There's a huge push these days to encourage more girls to learn to code and to hire more women engineers once they graduate. The tech industry knows it can't fill all the jobs it has while discouraging half the population from joining the industry. It also knows that it can't do a good job of designing new tech products for women if women aren't part of the design process.
Because women are vastly outnumbered by men in technical jobs (about 3:1), they are even harder to find in leadership roles. But they do exist.
And once a year, we like to give a shout-out to these women.
No. 22: LinkedIn, Sarah Clatterbuck
Name: Sarah Clatterbuck
Job title: Senior manager, web development at LinkedIn
Why she's powerful: LinkedIn would be nothing without its website and Sarah Clatterbuck sets the technical standards for web development and leads several web development teams.

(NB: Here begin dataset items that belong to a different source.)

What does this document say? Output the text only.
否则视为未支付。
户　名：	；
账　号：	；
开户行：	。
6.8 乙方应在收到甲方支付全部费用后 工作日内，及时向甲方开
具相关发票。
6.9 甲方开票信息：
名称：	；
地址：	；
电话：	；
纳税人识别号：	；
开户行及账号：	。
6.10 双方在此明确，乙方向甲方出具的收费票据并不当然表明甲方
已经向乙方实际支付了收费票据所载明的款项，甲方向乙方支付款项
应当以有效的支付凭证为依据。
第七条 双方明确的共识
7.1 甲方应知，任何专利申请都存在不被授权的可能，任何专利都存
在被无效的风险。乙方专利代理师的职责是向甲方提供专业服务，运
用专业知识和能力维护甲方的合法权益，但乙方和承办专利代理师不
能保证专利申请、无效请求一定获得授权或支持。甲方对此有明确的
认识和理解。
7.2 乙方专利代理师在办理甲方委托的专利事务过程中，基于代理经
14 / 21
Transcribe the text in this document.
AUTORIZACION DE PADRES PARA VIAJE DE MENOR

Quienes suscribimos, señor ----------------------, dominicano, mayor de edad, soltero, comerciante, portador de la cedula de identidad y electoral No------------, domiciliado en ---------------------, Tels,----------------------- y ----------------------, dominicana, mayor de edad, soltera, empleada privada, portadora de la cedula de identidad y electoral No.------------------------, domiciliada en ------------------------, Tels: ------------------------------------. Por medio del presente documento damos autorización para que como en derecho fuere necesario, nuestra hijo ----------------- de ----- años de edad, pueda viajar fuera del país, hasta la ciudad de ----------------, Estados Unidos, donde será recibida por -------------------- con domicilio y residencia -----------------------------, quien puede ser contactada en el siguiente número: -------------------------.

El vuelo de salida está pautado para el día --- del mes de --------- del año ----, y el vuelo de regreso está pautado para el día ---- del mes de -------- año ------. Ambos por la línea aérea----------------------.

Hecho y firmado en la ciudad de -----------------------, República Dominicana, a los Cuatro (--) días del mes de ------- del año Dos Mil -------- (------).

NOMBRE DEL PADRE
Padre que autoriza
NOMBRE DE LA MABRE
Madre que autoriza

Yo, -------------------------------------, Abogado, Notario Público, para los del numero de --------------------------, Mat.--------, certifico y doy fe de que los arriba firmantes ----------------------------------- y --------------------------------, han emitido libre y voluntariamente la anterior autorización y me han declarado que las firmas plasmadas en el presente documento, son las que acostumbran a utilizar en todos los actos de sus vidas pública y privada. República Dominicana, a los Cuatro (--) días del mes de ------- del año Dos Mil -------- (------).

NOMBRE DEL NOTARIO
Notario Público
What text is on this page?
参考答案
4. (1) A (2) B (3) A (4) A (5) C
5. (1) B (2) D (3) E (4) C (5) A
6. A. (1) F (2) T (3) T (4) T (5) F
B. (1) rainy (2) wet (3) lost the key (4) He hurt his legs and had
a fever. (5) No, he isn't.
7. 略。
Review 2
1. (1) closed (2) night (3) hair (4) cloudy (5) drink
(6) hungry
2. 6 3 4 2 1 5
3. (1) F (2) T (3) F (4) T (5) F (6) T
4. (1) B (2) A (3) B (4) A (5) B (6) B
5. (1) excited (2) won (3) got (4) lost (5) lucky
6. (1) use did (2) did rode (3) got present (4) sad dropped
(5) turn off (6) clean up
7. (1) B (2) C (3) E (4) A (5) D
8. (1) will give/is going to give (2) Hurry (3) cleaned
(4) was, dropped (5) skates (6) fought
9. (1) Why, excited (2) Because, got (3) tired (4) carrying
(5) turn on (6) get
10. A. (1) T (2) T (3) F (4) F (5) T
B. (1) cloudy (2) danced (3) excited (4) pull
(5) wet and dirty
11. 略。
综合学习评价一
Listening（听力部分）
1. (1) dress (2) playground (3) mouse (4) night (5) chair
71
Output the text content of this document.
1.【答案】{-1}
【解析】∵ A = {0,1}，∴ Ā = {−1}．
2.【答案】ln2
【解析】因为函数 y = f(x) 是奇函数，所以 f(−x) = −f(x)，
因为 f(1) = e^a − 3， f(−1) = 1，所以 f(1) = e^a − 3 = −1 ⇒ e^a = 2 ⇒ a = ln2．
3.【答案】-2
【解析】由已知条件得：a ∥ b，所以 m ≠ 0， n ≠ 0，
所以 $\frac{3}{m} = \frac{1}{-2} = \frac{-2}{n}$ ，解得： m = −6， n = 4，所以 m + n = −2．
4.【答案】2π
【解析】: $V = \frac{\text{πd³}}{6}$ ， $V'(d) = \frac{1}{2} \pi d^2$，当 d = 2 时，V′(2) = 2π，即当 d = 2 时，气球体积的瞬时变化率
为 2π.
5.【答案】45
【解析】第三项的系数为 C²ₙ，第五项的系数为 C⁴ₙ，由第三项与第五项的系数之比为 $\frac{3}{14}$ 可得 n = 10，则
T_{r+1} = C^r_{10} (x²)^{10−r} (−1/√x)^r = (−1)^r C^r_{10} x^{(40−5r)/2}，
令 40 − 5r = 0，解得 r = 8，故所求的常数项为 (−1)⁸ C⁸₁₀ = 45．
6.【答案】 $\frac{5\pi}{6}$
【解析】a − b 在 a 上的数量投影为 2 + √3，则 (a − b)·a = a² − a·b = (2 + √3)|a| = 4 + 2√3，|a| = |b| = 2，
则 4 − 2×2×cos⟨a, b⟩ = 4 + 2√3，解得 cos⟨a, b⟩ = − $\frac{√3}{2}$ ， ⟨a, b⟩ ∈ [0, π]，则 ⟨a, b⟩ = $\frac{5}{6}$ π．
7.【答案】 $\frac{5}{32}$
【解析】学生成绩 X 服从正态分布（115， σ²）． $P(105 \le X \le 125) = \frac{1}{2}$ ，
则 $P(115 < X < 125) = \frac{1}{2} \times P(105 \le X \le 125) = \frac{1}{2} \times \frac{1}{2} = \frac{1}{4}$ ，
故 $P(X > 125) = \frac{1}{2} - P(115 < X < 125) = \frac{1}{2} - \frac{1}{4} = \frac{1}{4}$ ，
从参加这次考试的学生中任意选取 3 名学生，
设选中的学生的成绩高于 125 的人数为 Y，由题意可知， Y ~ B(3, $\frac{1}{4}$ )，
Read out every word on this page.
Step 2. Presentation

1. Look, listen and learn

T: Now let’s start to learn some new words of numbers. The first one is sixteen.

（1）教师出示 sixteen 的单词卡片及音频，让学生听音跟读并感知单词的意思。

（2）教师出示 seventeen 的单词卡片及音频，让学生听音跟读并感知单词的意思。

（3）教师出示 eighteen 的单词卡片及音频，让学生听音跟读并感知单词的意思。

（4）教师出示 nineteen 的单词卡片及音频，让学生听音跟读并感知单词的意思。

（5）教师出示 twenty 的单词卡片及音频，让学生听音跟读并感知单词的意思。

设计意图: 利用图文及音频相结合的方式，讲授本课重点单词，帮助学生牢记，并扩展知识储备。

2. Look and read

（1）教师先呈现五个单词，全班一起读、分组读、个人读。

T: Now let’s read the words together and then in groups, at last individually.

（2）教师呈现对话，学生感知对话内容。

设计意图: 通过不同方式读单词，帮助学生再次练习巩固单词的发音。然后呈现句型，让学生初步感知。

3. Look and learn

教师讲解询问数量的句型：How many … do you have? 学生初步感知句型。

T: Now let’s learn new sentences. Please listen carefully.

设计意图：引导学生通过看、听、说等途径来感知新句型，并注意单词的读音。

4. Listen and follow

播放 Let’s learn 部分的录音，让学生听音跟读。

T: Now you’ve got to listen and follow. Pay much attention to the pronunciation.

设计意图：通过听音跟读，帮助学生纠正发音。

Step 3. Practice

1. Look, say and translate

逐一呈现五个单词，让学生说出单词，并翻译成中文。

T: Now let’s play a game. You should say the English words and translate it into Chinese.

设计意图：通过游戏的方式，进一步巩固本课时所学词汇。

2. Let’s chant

She's a big believer in Web Accessibility, too, making the web easier to use for people with disabilities and leads the company's task force on that. Clatterbuck is also a mentor for girls learning to code in the Bay Area.
No. 21: Box, Divya Jain
Name: Divya Jain
Job title: Staff data scientist and engineer lead at Box
Why she's powerful: Jain joined Box in 2013 when Box bought the technology behind dLoop, the company she cofounded. (Box is careful not to say that it acquired the whole company.) dLoop is a data analysis tool that helps enterprises discover information and insights.
Now she's leading a project that will help Box's customers search and analyze documents.
Jain previously held roles at EMC, Kazeon Systems (acquired by EMC), and was senior software engineer at Sun Microsystems. She holds a graduate degree in data mining and analysis from Stanford.
No. 20: Citrix, Ashi Sareen
Name: Ashi Sareen
Job title: Director of product development for the mobility team at Citrix
Why she's powerful: Citrix is a $3 billion company with 7,000 employees. Its flagship product helps enterprises run apps over the network on any device.
Ashi leads product development for the company's important mobility product called XenMobile. She runs a team of about 33 people, six managers, each of whom manages their own teams.